"What's that?" I said, stopping short and staring blankly upwards, for, absurd though it seems, that weird sound seemed to come floating down from an infinite height above us.

"Not high enough," he muttered like a man in an ecstasy. "Not high enough yet."

He walked away from me then without another word. When I entered the cottage he was seated at the table sketching a woman's face—the same face I had seen in that other sketch of his, spectral, unreal, and lovely.

"What on earth——?" I began.

"Nothing on earth," he answered in a strange voice. Then he laughed and jumped up, and tore his sketch across.

He seemed quite his old self again, chatty and pleasant, and with his old passion for talking "shop." He launched into a long explanation of some scheme he had in mind for securing automatic balancing.

I never told anyone about that strange, mocking laugh, in fact, I had almost forgotten the incident altogether when something brought every detail back to my memory.

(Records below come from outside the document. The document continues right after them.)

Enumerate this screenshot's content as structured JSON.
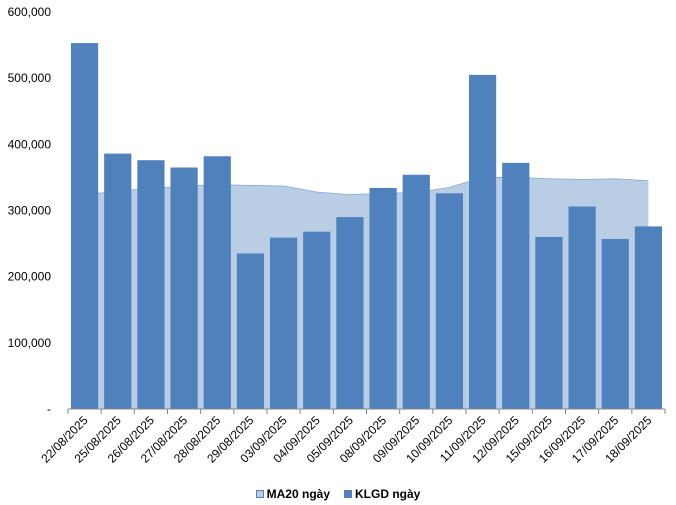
{
  "chart_data": {
    "type": "bar",
    "categories": [
      "22/08/2025",
      "25/08/2025",
      "26/08/2025",
      "27/08/2025",
      "28/08/2025",
      "29/08/2025",
      "03/09/2025",
      "04/09/2025",
      "05/09/2025",
      "08/09/2025",
      "09/09/2025",
      "10/09/2025",
      "11/09/2025",
      "12/09/2025",
      "15/09/2025",
      "16/09/2025",
      "17/09/2025",
      "18/09/2025"
    ],
    "series": [
      {
        "name": "KLGD ngày",
        "type": "bar",
        "color": "#4f81bd",
        "values": [
          553000,
          386000,
          376000,
          365000,
          382000,
          235000,
          259000,
          268000,
          290000,
          334000,
          354000,
          326000,
          505000,
          372000,
          260000,
          306000,
          257000,
          276000
        ]
      },
      {
        "name": "MA20 ngày",
        "type": "area",
        "color": "#b9cde5",
        "line_color": "#4f81bd",
        "values": [
          323000,
          330000,
          333000,
          337000,
          339000,
          338000,
          337000,
          328000,
          324000,
          326000,
          327000,
          335000,
          350000,
          350000,
          348000,
          347000,
          348000,
          345000
        ]
      }
    ],
    "y_ticks": [
      0,
      100000,
      200000,
      300000,
      400000,
      500000,
      600000
    ],
    "y_tick_labels": [
      "-",
      "100,000",
      "200,000",
      "300,000",
      "400,000",
      "500,000",
      "600,000"
    ],
    "ylim": [
      0,
      600000
    ],
    "grid": false,
    "legend_position": "bottom"
  },
  "legend": {
    "area_label": "MA20 ngày",
    "bar_label": "KLGD ngày"
  }
}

I had a letter from a person who signed himself "George Barnes."

Barnes, it seemed, was the operator who had taken the pictures of that last ascent, and as he understood I had been Mr. Thorpe's greatest friend, he wanted to see me. Certain expressions in the letter aroused my curiosity. I replied. He asked for an appointment at a time that was not very convenient, and finally I arranged to call at his house one evening.

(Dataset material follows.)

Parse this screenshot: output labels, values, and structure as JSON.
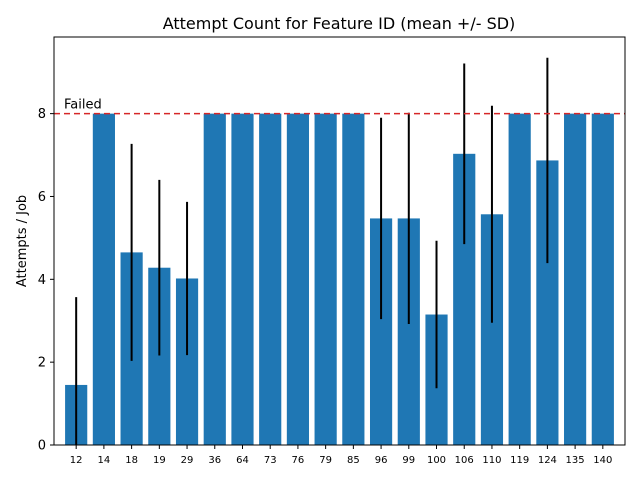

It was one of those smart little six-room villas of which so many have been put up in the London suburbs of late. Barnes was buying it on the instalment system, and I quite won his heart by complimenting him on it. But for that, I doubt if anything would have come of my visit, for he was plainly nervous and ill at ease and very repentant of ever having said anything. But after my compliment to the house we got on better.

"It's on my mind," he said; "I shan't be easy till someone else knows."